Pläne für Kauf von Scottish Power noch in früher Phase
Hinter Eons Vorstoß stehen Fragezeichen

Eon erwägt eine milliardenschwere Übernahme – und der Finanzmarkt reagiert gelassen. Der Aktienkurs bewegte sich gestern kaum und schloss minimal im Plus.

HB DÜSSELDORF/LONDON. Bei Analysten werden die Pläne des größten deutschen Versorgers durchaus positiv aufgenommen. „Eine Übernahme von Scottish Power würde strategisch Sinn machen“, sagt Nils Machemehl von der Privatbank M.M. Warburg. „Eon würde in Großbritannien einen Wachstumssprung machen“, ergänzt Theo Kitz von Merk Finck.

Eon hatte am Montagabend nach wochenlangen Spekulationen bestätigt, an einer Übernahme des fünftgrößten britischen Stromversorgers interessiert zu sein. Freiwillig kam die Bestätigung allerdings nicht. Am späten Nachmittag hatte die Londoner Börsenaufsicht Eon aufgefordert, zu den Gerüchten Stellung zu beziehen, weil der Kurs von Scottish Power stark angestiegen war. Der Konzern gab ein Interesse zu, betonte aber, dass er noch nicht sicher sei, ob es überhaupt zu einem Gebot komme. Noch gebe es nicht einmal Kontakt zur Führung des potenziellen Kaufobjekts. Scottish Power bestätigte dies gestern.

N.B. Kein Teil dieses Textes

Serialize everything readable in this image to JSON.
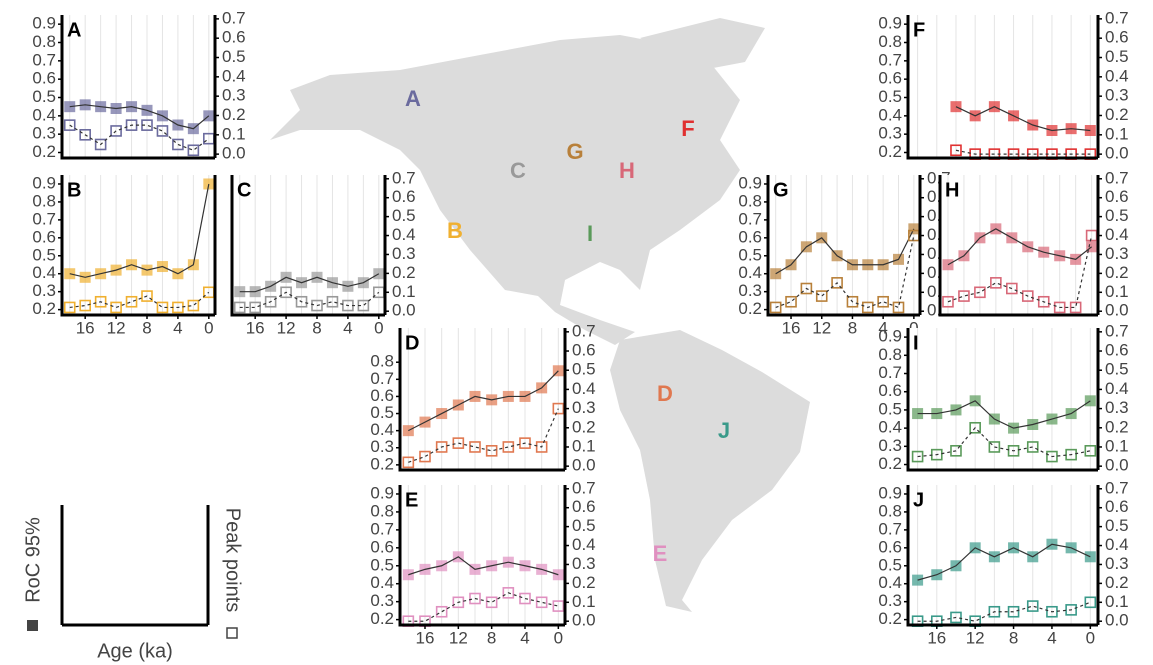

Nach Informationen aus Bankenkreisen befinden sich die Pläne in einer sehr frühen Phase. Eon analysiere Scottish Power zwar schon lange, mit einem konkreten Vorstoß sei aber erst 2006 zu rechnen, hieß es. Hintergrund: Scottish Power hat erst vor wenigen Wochen bekannt gegeben, die US-Tochter Pacific Corp für 7,5 Milliarden Euro an ein US-Unternehmen zu verkaufen. Bevor diese Transaktion nicht abgeschlossen sei, wäre das Risiko für den Eon-Konzern, der kein Interesse an der Tochter habe, zu groß, hieß es in den Kreisen. Die wettbewerbsrechtliche Prüfung des Pacific-Verkaufs dürfte sich aber bis Anfang 2006 ziehen.